The walk to the car is an awkward one with Jimin asking me questions about myself. I know he is trying to make me feel comfortable and with each word he says I feel better and better. He has this great way of making you feel special when he looks at you and it does not seem to be fake. He truly looks at you.

"So you are one of the models from Ara's company?" He questions and this is the first time I notice no one has vet an eye at how I am dressed and this is probably the reason why.

"Yes and No" I say smiling. "I'm actually a dancer" I watch as Jimin eyes light up and Jhope who had been distracted this whole time looks at me surprised.

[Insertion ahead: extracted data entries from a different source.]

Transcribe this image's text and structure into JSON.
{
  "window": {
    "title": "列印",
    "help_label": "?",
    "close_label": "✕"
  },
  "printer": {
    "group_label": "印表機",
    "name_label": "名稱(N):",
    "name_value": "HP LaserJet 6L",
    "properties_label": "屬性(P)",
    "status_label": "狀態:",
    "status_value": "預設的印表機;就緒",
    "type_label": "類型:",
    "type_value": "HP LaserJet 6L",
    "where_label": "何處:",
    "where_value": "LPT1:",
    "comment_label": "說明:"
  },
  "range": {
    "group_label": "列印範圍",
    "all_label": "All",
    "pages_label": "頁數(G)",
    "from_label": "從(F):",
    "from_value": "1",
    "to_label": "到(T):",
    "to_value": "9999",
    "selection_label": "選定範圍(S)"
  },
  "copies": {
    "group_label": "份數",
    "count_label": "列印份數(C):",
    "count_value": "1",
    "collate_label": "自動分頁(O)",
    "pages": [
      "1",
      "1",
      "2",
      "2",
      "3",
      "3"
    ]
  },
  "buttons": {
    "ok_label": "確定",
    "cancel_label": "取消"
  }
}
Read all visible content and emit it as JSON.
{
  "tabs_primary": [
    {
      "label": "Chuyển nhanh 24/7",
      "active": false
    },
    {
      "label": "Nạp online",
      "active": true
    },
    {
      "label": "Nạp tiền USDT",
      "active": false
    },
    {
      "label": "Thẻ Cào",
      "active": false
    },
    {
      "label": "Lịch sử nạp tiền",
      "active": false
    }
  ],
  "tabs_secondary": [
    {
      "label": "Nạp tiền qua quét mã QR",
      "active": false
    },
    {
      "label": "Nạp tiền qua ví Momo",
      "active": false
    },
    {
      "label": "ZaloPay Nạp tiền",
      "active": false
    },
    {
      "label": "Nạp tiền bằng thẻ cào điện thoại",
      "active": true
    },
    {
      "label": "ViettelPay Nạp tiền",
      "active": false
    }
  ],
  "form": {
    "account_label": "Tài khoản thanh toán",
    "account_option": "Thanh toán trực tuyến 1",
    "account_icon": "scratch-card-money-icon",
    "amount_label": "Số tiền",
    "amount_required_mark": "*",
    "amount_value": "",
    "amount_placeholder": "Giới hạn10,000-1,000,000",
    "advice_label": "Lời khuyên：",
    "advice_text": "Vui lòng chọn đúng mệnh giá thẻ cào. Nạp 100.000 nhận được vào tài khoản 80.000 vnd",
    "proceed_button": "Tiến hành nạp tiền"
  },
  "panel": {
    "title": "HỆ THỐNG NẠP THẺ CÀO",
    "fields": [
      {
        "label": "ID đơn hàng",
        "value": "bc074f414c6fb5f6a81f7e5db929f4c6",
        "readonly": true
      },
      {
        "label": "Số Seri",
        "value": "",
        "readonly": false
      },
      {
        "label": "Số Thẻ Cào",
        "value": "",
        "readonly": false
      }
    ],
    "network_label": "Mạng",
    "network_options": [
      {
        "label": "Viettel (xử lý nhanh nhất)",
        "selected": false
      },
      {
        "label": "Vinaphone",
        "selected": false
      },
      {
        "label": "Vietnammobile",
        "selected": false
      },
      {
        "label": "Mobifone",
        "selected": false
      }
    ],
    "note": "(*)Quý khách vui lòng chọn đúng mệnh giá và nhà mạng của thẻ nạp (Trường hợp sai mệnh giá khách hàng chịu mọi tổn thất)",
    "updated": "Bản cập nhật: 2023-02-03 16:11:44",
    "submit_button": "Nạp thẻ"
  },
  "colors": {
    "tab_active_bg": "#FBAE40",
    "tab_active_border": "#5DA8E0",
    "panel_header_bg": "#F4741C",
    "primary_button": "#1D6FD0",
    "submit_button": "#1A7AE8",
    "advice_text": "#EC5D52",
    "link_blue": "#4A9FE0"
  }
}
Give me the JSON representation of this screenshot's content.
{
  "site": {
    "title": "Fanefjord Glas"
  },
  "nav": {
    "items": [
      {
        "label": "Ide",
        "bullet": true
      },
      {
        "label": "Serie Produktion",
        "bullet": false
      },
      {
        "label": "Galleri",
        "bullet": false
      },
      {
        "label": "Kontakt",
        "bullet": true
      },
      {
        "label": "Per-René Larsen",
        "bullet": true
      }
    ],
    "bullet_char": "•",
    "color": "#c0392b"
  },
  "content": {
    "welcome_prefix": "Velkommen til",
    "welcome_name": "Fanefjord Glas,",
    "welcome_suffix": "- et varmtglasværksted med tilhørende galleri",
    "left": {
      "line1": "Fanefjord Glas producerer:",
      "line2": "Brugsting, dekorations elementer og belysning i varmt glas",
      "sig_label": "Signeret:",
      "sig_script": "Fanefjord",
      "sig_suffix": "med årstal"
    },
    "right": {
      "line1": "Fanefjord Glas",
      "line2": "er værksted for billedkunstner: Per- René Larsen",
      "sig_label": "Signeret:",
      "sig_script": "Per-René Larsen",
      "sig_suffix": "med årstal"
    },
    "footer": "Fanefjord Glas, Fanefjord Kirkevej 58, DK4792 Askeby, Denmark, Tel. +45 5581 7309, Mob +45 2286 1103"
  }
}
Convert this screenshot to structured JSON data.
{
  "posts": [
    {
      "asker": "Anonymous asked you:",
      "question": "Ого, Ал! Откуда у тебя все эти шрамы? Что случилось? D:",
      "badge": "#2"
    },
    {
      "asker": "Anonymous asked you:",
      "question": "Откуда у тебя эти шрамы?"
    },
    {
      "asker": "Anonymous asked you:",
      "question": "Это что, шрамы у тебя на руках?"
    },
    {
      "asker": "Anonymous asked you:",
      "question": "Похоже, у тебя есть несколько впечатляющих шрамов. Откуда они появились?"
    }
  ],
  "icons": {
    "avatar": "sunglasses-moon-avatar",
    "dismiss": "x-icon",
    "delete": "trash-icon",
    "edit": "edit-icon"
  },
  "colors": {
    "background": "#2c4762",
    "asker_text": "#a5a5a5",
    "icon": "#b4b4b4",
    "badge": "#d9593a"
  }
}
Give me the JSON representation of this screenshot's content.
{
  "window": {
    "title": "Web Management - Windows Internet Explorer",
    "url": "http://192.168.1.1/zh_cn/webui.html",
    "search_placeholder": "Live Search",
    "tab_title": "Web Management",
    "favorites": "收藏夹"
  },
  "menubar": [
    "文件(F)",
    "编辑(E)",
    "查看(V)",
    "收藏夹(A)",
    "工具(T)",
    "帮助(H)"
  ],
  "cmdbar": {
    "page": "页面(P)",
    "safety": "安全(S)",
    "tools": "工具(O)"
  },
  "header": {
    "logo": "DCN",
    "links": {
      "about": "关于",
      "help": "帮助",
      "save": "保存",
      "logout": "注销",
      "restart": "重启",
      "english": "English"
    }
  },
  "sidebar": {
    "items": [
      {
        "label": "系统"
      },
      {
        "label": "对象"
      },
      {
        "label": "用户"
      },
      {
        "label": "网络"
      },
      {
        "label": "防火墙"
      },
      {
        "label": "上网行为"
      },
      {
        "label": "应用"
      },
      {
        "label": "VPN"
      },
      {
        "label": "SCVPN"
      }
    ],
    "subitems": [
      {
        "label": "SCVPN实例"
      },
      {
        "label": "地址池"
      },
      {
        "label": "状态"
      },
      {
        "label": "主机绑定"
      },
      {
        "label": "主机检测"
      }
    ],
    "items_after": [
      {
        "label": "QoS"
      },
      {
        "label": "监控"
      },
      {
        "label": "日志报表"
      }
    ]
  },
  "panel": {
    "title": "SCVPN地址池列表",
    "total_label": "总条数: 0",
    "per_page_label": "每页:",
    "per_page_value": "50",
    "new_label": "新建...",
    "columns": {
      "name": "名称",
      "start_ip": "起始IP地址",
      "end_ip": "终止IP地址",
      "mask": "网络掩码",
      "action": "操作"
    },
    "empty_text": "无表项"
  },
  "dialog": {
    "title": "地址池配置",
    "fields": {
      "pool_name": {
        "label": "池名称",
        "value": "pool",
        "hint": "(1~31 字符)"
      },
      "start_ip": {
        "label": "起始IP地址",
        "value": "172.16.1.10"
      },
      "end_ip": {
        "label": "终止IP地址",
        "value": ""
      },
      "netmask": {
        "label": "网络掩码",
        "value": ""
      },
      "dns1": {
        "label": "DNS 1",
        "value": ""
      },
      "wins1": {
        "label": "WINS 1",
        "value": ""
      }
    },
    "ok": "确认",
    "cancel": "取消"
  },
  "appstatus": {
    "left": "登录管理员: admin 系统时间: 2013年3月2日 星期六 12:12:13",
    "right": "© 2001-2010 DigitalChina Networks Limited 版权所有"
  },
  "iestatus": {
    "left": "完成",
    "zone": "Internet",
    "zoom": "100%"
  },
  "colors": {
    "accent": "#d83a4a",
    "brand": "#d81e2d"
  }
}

"Really?" Jimin says excitedly.

"I am in a dance crew. We mostly do backup work and on my free time I do some extra jobs here and there. That's how I met Ara. Her company needed a ballerina for one of the photo shoots and I got the job" I say pointing at my outfit hoping this will explain why I look like I belong in a play.

"Does that mean that you know ballet?" Jimin asks and he seems to be really interested in that subject.

"Yes, I went to an art school in Paris and my major was ballet and contemporary dance" I say and Jimin is just like Ara, he could make anyone talk and talk for days.

"Me too, I went to an art school here in Korea before I joined BTS. How long did you live in Paris?"

"Since I was 2 years old. My parents moved there for a job and we only came back to Korea a few months ago due to some things we couldn't control" I try to stay as vague as possible. I really don't want to be the girl that complains about her sad life every chance she gets.

"Oh that's awesome, I love Paris and try to visit when ever I can" Jimin says without missing a beat and I believe he is not asking me anymore questions to give me privacy.

Before I know it we are in front of the car and I watch as Jhope gets on the driver's side and Jimin opens the back door for me. He is such a gentleman and it confirms that they are really what they portrait to their fans. I take a seat in the back behind Jimin and he continues on his questioning turning around sometimes to look at me. I tell him all about my non existent life and how glad I am to have met someone like Ara. While talking to Jimin I notice that Jhope is quiet and not himself. He always seems so outgoing and I was not expecting him to be this serious. Through out the drive I catch myself looking at him through the rearview mirror and I can't help it. His face is so handsome and his jawline is pure perfection. But Once we are close to the studio I take a last look and regret ever thinking of doing it because I feel my heart jump and my hands shake when I am met with his eyes looking back at mine.